Creighton Angus-Morrison veut apprendre le sm’algyax, une langue tsimshiane qui est l’une des 17 langues autochtones de la province. 

Tous les élèves, particulièrement ceux de descendance autochtone, devraient avoir l’occasion d’apprendre une langue autochtone , énonce la politique du ministère de l’Éducation de la Colombie-Britannique. Certaines langues autochtones locales peuvent même remplir les exigences linguistiques d’élèves de la 5e à la 8e année. De plus, la province a un programme en sm’algyax.

Mais, malgré les efforts de Danella Angus, la mère de Creighton, l’École primaire Lakeview n’a pas réussi à obtenir ce programme pour son fils.

Cela a été difficile d'entamer le processus, déclare-t-elle. Nous avons tenté pendant toute l’année dernière, depuis septembre, mais cette année, on le force à suivre des cours de français, qu’il n’aime pas.

Danella Angus a même suggéré que son fils apprenne la langue avec son arrière-grand-père, mais elle n’a pas reçu de réponse claire de l’école pour entamer le processus.

Le directeur de Lakeview lui a finalement dit qu’il était impossible pour son fils d’apprendre le sm’algyax à l’école et lui a offert des ressources pour aider son fils à apprendre le français.

Un lien plus fort à la langue

Creighton Angus-Morrison explique qu'il n'a pas de lien avec la langue française mais que le sm’algyax le lie à sa famille, son territoire et sa culture.

Je veux en apprendre plus sur ma langue parce que je suis allé à l’école dans le Nord pendant une année et que j’y ai appris beaucoup de nouveaux mots que j’ai maintenant oubliés à cause du français, dit-il.

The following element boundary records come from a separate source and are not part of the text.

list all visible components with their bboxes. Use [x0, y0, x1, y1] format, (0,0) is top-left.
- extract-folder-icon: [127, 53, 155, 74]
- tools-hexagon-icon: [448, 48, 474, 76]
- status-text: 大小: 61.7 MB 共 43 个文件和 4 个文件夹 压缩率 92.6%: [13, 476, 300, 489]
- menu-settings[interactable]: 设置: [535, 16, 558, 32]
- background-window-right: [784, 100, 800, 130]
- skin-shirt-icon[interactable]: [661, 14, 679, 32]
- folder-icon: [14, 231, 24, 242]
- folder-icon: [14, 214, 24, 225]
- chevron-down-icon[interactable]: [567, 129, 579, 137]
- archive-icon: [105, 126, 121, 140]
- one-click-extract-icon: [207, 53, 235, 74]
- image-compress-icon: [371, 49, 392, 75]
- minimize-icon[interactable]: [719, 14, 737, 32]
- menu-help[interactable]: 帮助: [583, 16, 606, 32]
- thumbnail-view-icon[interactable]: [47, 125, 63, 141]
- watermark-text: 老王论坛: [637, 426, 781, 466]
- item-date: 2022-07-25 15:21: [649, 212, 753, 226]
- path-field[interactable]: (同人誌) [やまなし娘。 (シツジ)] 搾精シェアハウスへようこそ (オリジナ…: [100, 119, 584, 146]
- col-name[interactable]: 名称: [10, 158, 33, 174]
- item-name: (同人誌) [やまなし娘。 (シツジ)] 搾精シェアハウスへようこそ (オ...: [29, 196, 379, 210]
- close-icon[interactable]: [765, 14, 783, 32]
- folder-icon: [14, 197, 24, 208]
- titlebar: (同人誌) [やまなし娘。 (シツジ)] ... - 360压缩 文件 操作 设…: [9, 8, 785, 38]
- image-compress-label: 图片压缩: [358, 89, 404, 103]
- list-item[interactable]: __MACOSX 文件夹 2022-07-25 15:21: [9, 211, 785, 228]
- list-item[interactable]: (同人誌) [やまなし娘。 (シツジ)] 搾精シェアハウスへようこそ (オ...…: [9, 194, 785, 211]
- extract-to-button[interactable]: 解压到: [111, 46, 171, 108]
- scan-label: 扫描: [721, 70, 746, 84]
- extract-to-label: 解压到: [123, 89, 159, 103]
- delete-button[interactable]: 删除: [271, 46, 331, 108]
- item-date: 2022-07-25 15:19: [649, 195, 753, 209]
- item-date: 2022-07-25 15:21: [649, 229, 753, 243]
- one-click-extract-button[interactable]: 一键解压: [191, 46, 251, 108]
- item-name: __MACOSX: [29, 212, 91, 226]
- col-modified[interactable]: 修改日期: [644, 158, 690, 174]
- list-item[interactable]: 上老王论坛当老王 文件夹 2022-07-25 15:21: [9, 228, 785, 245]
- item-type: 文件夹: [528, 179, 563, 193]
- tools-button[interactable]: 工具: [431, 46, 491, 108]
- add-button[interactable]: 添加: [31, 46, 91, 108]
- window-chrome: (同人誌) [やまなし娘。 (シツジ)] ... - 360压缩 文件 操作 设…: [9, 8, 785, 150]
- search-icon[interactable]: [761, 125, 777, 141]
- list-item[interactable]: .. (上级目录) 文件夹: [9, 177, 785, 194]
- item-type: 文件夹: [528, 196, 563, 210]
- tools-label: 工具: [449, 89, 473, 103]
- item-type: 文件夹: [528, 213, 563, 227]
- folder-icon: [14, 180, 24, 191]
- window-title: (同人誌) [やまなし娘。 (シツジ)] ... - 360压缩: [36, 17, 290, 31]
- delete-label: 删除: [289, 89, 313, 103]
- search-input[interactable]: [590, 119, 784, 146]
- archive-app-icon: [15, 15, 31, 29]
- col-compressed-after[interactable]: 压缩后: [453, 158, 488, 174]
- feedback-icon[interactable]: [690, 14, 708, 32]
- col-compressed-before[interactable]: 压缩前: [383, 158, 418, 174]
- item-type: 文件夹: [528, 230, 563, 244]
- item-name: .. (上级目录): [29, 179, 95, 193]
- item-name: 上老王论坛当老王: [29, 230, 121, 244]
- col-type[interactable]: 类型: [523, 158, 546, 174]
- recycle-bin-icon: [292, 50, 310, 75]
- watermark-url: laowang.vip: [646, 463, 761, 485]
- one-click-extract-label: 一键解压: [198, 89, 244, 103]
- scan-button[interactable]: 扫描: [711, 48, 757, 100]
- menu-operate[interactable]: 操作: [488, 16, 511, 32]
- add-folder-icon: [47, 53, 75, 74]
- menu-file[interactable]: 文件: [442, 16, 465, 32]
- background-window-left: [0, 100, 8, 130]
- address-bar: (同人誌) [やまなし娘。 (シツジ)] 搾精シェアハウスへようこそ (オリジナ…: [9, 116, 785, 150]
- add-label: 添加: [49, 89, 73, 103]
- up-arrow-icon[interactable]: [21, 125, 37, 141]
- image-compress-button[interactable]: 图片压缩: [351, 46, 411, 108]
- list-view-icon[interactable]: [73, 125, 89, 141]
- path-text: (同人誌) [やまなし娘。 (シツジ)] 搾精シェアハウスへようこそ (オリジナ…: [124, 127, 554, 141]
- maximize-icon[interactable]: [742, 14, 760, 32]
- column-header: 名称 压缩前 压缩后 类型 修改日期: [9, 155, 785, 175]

Alors que 2019 est proclamée Année internationale des langues autochtones par les Nations unies, le cas de Creighton Angus-Morrison souligne la difficulté à laquelle font face les élèves autochtones, surtout en milieu urbain, pour ce qui est d'apprendre leur langue maternelle.

Je crois que cette situation démontre que nous sommes toujours dans les premières étapes de cet engagement et que nous devons vraiment parler avec les familles pour déterminer comment rendre cela possible, explique Brandon Curr, directeur de l'enseignement à la commission scolaire de Burnaby,

La commission scolaire de Burnaby a déclaré par courriel qu’elle demeure ouverte à travailler avec la famille et la direction de l'école Lakeview.

De son côté, le ministère de l’Éducation rappelle que le travail continue pour s'assurer de la disponibilité complète de cours en langues autochtones.

Le ministère de l’Éducation ajoute également que la commission scolaire de Burnaby est en contact avec la commission scolaire de Prince Rupert pour tenter de trouver une manière d’enseigner le sm’algyak à Creighton.